The id is removed after the formatter returns rather than via try/finally because pprint does not expect the formatter to raise (it is formatting for display, not for eval). This is consistent with CPython's implementation.

Compact mode fitting (lines 251 to 350)

cpython 3.14 @ ab2d84fe1023/Lib/pprint.py#L251-350

def _pprint_list(self, object, stream, indent, allowance, context, level):
stream.write('[')
self._format_items(object, stream, indent + 1, allowance + 1,
context, level)
stream.write(']')

def _format_items(self, items, stream, indent, allowance, context, level):
write = stream.write
indent_str = ' ' * indent
delimnl = ',\n' + indent_str
max_width = self._width - indent
current_column = indent
# compact mode: try to fit as many items as possible per line
if self._compact:
items = list(items)
pendingnl = False
for item in items:
rep = self._repr(item, context, level)
w = len(rep)
if current_column + w > max_width:
write(',\n' + indent_str)
current_column = indent + w
else:
if pendingnl:
write(delimnl)
current_column = indent + w
else:
current_column += w
write(rep)
pendingnl = True
else:
...

In compact mode, _format_items greedily packs item reprs onto the current line until adding the next item would exceed max_width. When the line would overflow, it emits a newline and restarts at the indented column. Items are always written as single-line repr strings in compact mode: if an individual item is itself a container wider than the available space, its repr overflows the line, but the formatter does not recurse into it. Compact mode is therefore best for homogeneous collections of short scalars.

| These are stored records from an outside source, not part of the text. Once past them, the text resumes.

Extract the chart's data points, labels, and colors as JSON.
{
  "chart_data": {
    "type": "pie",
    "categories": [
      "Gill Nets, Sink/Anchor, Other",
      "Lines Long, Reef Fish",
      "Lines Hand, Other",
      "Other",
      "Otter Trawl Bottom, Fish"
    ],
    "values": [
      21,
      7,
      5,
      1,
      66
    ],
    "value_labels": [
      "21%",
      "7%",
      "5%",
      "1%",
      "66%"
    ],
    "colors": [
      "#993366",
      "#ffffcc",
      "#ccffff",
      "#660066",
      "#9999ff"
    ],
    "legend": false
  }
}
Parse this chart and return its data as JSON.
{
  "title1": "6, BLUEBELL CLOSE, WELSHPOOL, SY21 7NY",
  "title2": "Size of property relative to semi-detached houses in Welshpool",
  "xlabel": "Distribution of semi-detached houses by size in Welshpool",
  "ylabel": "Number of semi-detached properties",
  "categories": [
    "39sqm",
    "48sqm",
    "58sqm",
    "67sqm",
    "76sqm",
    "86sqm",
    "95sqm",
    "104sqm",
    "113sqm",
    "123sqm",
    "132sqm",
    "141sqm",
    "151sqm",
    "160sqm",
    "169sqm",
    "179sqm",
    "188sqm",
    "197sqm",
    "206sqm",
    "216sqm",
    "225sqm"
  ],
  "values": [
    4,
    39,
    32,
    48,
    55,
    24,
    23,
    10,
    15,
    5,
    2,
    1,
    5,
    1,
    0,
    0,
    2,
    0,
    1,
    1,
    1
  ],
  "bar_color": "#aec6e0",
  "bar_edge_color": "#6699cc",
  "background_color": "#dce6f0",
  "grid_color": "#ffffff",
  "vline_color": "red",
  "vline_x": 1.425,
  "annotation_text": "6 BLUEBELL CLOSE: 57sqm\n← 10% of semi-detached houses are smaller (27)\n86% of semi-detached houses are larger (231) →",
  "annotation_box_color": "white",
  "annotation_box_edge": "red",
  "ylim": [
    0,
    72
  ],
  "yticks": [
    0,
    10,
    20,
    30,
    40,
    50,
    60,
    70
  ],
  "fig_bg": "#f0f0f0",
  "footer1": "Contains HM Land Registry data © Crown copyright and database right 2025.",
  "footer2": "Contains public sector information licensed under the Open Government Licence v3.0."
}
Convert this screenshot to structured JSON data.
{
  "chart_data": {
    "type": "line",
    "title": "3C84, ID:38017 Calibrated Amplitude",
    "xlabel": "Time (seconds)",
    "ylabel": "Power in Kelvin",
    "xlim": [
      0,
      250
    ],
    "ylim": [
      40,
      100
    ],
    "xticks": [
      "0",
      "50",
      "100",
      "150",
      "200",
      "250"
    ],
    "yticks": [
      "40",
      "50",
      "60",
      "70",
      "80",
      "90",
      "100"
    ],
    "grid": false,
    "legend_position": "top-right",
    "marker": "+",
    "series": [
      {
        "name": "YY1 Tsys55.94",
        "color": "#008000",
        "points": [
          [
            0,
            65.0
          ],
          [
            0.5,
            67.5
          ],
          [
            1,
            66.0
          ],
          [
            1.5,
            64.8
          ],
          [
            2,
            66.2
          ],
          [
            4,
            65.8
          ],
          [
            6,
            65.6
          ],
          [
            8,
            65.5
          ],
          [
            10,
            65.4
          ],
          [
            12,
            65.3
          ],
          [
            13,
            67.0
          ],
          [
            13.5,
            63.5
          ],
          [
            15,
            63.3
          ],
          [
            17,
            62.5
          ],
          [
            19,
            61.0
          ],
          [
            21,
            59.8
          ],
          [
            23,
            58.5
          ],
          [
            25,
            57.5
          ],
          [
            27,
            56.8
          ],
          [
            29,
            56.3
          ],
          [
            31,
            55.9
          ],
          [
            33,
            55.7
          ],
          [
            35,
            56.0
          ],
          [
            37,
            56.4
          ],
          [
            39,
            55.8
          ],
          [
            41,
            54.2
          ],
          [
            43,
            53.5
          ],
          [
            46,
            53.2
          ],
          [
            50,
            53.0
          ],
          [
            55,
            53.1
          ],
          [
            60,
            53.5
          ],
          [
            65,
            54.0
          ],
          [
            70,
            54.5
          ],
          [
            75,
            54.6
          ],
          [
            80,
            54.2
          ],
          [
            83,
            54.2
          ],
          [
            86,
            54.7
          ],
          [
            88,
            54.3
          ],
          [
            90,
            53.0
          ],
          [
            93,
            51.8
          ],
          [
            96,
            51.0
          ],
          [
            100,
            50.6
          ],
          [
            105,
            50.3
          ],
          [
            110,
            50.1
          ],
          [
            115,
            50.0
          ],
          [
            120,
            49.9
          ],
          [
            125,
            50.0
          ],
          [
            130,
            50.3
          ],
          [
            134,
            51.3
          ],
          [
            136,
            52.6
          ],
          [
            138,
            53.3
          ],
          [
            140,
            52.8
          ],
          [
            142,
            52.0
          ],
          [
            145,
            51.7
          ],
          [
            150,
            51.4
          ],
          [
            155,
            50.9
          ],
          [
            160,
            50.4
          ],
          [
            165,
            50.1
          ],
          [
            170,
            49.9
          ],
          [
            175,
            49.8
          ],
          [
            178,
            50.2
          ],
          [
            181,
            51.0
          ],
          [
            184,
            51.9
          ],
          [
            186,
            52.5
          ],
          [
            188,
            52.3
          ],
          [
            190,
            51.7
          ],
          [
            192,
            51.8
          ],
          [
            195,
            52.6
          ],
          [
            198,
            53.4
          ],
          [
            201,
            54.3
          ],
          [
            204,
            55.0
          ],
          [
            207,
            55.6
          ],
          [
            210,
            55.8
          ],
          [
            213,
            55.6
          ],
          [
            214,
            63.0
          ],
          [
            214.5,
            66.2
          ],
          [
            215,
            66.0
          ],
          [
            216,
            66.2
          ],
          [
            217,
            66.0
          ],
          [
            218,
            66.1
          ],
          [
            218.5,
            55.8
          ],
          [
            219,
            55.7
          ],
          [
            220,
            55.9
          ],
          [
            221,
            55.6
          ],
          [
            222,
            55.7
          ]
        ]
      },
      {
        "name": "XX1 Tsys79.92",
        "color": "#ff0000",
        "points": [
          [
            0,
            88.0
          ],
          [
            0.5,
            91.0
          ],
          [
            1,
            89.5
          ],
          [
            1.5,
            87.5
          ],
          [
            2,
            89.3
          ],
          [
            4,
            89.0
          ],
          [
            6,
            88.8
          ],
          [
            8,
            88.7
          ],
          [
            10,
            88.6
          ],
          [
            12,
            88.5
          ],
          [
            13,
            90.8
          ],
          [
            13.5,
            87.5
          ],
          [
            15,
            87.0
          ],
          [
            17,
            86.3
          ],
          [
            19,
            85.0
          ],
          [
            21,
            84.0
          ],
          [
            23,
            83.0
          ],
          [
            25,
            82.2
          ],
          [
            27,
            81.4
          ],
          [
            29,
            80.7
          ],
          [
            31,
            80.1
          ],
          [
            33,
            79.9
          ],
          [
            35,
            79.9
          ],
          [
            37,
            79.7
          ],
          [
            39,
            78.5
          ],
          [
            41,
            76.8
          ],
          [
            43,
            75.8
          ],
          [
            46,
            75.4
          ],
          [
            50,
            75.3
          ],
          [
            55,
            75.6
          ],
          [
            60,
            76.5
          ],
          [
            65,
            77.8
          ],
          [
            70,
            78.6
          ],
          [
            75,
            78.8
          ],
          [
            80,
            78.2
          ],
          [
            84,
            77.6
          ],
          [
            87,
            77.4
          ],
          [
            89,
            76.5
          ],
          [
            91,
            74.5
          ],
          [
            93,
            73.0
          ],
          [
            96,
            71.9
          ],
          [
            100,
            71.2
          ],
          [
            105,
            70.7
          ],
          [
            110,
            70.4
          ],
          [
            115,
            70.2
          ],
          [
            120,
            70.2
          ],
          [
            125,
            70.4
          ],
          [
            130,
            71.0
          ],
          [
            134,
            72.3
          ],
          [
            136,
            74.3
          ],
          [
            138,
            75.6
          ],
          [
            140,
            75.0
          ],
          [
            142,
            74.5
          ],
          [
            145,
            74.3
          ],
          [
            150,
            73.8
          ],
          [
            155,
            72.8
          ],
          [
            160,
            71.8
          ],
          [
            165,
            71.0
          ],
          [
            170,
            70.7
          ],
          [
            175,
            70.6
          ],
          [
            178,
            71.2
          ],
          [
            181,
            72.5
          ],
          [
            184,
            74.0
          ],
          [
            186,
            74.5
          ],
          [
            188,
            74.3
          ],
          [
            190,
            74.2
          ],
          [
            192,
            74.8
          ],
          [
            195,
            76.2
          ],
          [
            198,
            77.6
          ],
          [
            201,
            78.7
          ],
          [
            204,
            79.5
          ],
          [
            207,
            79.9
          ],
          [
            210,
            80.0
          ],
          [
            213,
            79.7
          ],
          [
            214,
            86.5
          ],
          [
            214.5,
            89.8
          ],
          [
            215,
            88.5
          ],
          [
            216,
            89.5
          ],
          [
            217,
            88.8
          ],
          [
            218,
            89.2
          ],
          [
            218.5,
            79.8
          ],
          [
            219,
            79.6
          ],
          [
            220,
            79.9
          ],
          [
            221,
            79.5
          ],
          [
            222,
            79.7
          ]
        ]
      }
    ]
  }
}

_safe_repr (lines 561 to 600)

cpython 3.14 @ ab2d84fe1023/Lib/pprint.py#L561-600

def _safe_repr(object, context, maxlevels, level, sort_dicts):
typ = type(object)
if typ in _builtin_scalars:
return repr(object), True, False

r = getattr(typ, "__repr__", None)
if issubclass(typ, dict) and r is dict.__repr__:
...
recursive = False
readable = True
components = []
append = components.append
level += 1
if id(object) in context:
return _recursion(object), False, True
context[id(object)] = 1
...
del context[id(object)]
return '{%s}' % ', '.join(components), readable, recursive

...
rep = repr(object)
return rep, (rep and not rep.startswith('<')), False

_safe_repr is a standalone recursive function (not a method) used by isreadable and isrecursive. It mirrors _format's id-based recursion detection but instead of writing to a stream it returns a three-tuple: (repr_string, is_readable, is_recursive). is_readable is False when the repr starts with < (indicating a non-eval-able object such as a function or a module) or when a nested object is not readable. is_recursive is True if any recursive reference was found. These two flags are what PrettyPrinter.isreadable() and isrecursive() expose to callers.

gopy mirror

pprint depends only on dataclasses, collections, and io, all of which are either ported or straightforward to add. The module is marked (stdlib pending) pending a decision on whether to include formatting utilities in the initial stdlib tier.